Dopo l’adesione gli iscritti versano i loro contributi e il tfr. Queste risorse non vengono messe in un salvadanaio e restituite così come sono alla fine della vita lavorativa, ma sono investite per ottenere un rendimento che punta ad essere mediamente pari o superiore quello assicurato dal tfr con le sue rivalutazioni (benchmark ombra).

L’asset allocation strategica

Il consiglio di amministrazione del fondo (CdA) individua l’asset allocation  (allocazione delle risorse) strategica consistente nella ripartizione di lungo periodo delle risorse tra le varie classi di attivi: obbligazioni, azioni, liquidità etc.      La procedura presuppone la preliminare individuazione delle caratteristiche socio-demografiche, reddituali e di propensione al rischio degli aderenti Il benchmark.

Il CdA del Fondo dopo aver stabilito l’Asset Allocation Strategica, individua il benchmark di riferimento. Esso è il parametro attraverso il quale valutare i risultati della gestione finanziaria ed è costruito mediante indici che fanno riferimento classi di attivo (titoli di debito o di capitali scambiati nei mercati finanziari).

Il benchmark ombra è costituito dal rendimento del Tfr .

Gestione Monocomparto : è il solo comparto esistente nella fase di avvio di un fondo e nel primo esercizio.

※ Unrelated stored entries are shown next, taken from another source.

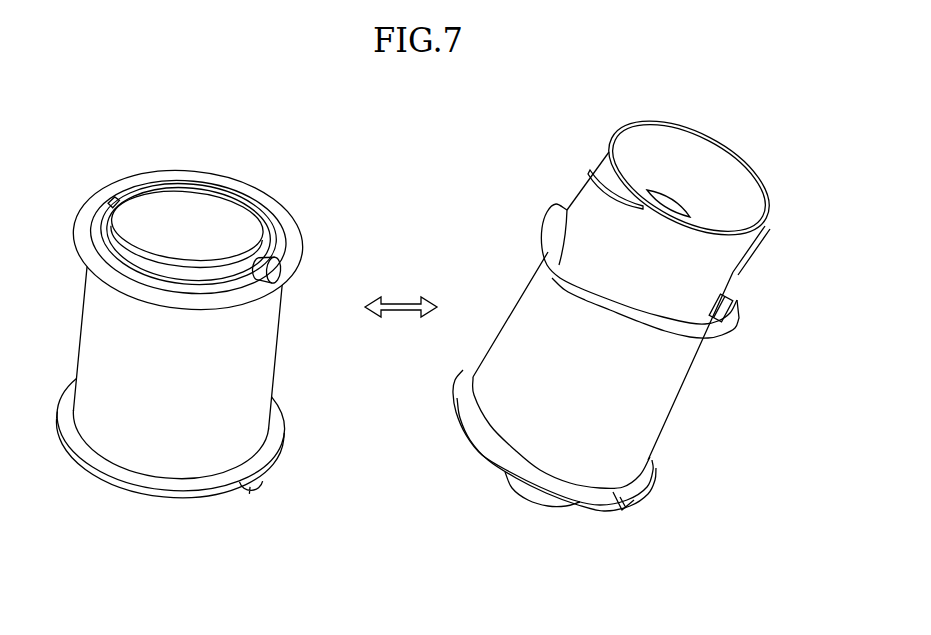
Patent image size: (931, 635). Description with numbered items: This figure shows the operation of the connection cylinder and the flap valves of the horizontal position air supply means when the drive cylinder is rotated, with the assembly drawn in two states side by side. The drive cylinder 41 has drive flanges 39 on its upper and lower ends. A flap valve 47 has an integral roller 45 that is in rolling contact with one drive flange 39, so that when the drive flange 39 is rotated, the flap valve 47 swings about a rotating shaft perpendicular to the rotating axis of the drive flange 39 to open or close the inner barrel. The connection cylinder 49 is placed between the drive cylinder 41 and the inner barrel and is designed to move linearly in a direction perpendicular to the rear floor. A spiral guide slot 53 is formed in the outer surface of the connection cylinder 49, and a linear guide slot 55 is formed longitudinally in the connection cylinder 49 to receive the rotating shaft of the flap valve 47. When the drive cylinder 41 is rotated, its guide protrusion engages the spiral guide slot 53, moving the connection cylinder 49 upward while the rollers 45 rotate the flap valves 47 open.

The drive flange 39 is at (273, 213).
The drive cylinder 41 is at (108, 432).
The roller 45 is at (288, 268).
The flap valve 47 is at (193, 203).
The connection cylinder 49 is at (102, 203).
The spiral guide slot 53 is at (590, 173).
The linear guide slot 55 is at (776, 233).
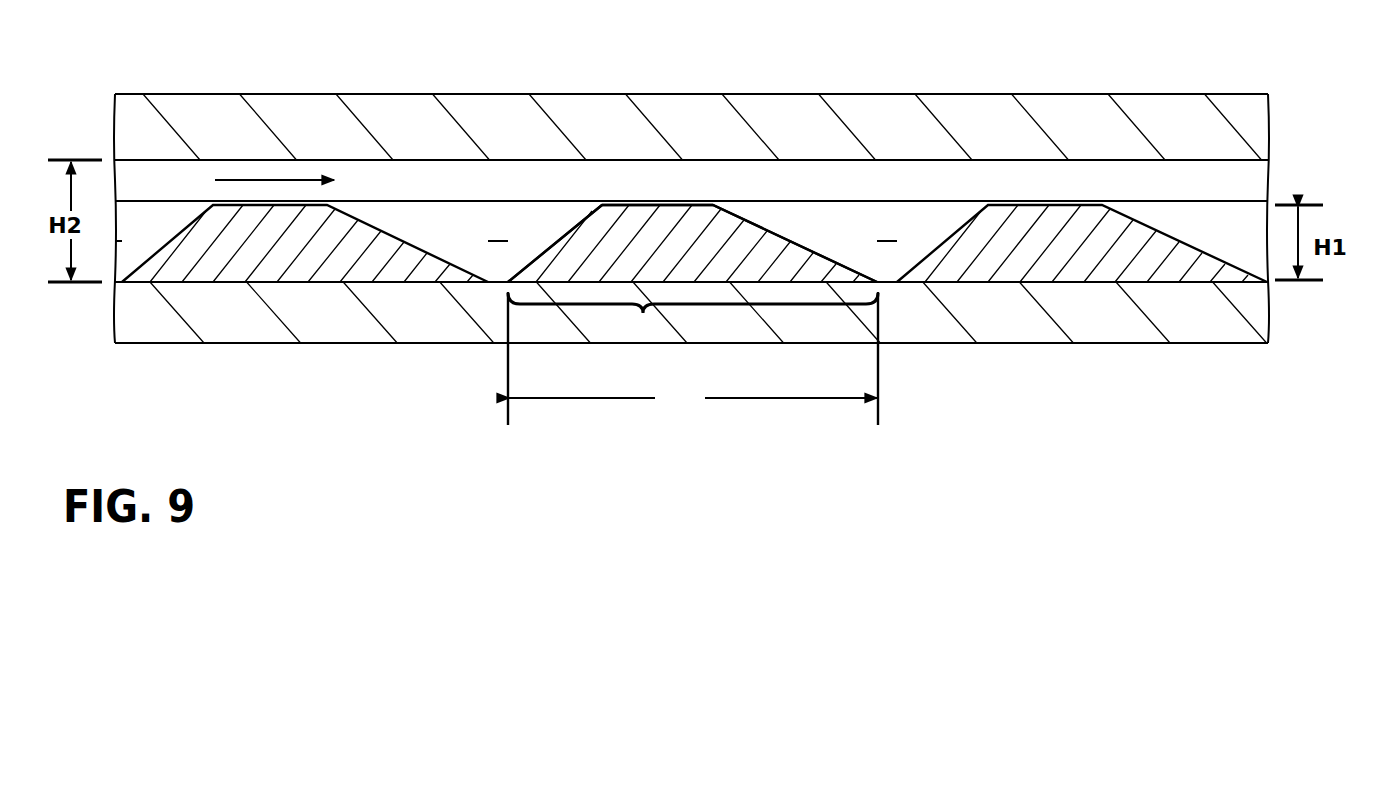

Pluticomparto: Ci devono essere almeno due linee di investimento differenziate per rischio e rendimento. Il lavoratore  all’atto dell’adesione sceglie il comparto di investimento nel quale far confluire i versamenti contributivi . In caso di mancata scelta si intende attivata l’opzione verso un comparto identificato dal Fondo.

L’aderente successivamente può variare il comparto nel rispetto del periodo minimo di permanenza di un anno

Comparto Garantito: Il comparto garantito è la linea di investimento meno rischiosa presentata. In tale linea, inoltre, vanno ad essere investite le risorse di coloro che aderiscono in via tacita. La presenza di una garanzia consente di soddisfare le esigenze di un soggetto con una bassa propensione al rischio o ormai prossimo alla pensione. La garanzia è pari alla restituzione del capitale versato e di un rendimento minimo pari al tasso di rivalutazione del TFR .

Multilinea E’ la possibilità offerta da alcuni fondi pensione in base alla quale è possibile ripartire contemporaneamente, nell’ambito della stessa posizione previdenziale, tra più linee di investimento i propri contributi.

Il Life cycle è un  meccanismo automatico di investimento, presente in alcuni strumenti previdenziali, che colloca la posizione individuale del lavoratore  presso le diverse linee/comparti di investimento a seconda  dell’età anagrafica o delle fasi della vita lavorativa. Si parte  con le linee a maggiore contenuto di azioni ad inizio carriera per poi spostarsi gradualmente verso linee obbligazionarie, monetarie e con minimo garantito mano a mano che ci si avvicina al pensionamento.

Il Controllo della gestione finanziaria è un’attività che fa in capo al Consiglio d’Amministrazione.